Some problems with this explanation as it stands...

When you consider that a very tall tree ( 300 ft; redwoods) may require a water potential of -20 atmospheres for flow to occur, many questions arise...

  • Can water withstand tensions of -20 to -30 atmospheres? If not, embolisms ( breakage of water column with formation of gas bubble) would occur
  • Is adhesion enough to support such a long column and prevent gravity from draining the column? Or in fact is the resistance induced by matric potential actually slowing water flow?

These and many other questions have caused some to speculate on a modification of the TACT explanation.

Since the 1990's, the compensating-pressure theory has arisen to deal with some of these concerns. U. Zimmerman of Germany developed a microcapillary manometer which measures pressure directly. He found:

a. water potential values only in the range of +0.2 - -0.2 MPa, not the -1-2 MPa required for flow in tall plants.

b. he found cavitation to occur at less than -0.2 MPa on a regular basis.. This runs counter to the idea that embolisms only occur rarely, generally at the end of the growing season. If this is true then how do plants 'fix' the column break?.

A number of physiologists disagree with his methods and interpretation, yet they warrant a closer look...

The new theory stipulates the following:

1. living cells generate positive pressure: we know this as turgor pressure - when vacuoles fill with water they press against the rigid wall and generate a + pressure... This pressure can be quite strong, as when a seedling pushes through soil or when a closed bottle is filled with bean seeds and water... as the seeds absorb the water and expand they can generate enough pressure to crack the glass or lift the lid.

If living cells line the dead xylem they could generate enough pressure to cause embolisms to refill by squeezing water out of the cells and into the xylem by reverse osmosis. There must be a reservoir of water available to these cells

2. there needs to be 'valves' at both ends to prevent the dissipation of the + pressure; pressure in the xylem has no influence on these valves. In the leaf As water loss in the leaf is due to gas diffusion, not pressure in the xylem, the mesophyll is a sufficient valve. The roots however need to produce a positive pressure, as in the case of guttation, to reestablish a column of water in the xylem which no longer exhibits negative pressure. This is possible.

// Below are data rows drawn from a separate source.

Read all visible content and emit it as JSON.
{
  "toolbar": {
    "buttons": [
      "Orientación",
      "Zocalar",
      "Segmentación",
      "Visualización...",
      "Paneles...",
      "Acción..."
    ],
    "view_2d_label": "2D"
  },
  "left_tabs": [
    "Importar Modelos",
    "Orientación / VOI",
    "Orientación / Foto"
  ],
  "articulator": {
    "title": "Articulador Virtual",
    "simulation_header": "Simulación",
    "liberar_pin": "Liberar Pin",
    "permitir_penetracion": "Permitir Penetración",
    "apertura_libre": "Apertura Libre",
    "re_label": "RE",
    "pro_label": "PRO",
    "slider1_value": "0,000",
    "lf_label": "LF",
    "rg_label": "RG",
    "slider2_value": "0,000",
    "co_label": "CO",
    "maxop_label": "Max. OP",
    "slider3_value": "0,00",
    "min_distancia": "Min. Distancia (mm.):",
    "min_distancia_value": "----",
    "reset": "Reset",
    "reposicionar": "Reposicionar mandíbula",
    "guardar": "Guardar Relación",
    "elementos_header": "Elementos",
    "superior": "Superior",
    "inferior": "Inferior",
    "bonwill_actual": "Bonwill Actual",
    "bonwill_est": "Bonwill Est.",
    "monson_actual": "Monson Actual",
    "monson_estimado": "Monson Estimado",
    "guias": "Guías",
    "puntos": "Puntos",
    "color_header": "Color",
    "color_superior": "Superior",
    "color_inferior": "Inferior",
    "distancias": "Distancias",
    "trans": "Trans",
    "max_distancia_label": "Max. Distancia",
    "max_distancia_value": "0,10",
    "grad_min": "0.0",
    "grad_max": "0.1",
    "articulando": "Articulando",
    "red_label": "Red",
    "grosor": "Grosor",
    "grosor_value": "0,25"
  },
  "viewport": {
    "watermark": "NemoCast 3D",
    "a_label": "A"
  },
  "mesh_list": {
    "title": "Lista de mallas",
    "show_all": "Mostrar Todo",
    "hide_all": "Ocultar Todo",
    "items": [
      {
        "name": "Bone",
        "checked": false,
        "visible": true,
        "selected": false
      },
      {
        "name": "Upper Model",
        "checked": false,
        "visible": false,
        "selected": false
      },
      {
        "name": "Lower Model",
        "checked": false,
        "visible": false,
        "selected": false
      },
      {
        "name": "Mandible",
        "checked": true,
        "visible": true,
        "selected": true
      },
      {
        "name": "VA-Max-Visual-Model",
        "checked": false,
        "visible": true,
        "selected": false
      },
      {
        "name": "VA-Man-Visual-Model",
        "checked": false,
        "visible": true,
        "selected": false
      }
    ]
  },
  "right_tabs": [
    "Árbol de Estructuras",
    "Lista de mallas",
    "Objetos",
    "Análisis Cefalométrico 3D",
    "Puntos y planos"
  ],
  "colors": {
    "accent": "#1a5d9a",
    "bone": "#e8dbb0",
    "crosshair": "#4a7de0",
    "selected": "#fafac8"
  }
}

3. As with the cohesion theory, evaporation pulls water up the xylem. Living cells however prevent the breaking of the water column by tension by raising the working pressure in the water column to 0 atmospheres and secondly it pushes water from reservoir cells to repair embolisms when they occur.

The close proximity of phloem or parenchyma cells to the xylem could act as the water reservoir, and the conversion of starch to sugar which we know exists in parenchyma (from our review of slides of root and stem tissues weeks ago) would allow a flux of water into these cells to generate a high + pressure.

For further explanation see the paper: Transporting water in plants by M.J. Canny ( 1998) American Scientist Vol 86' 152-159 from which the above discussion heavily borrows from.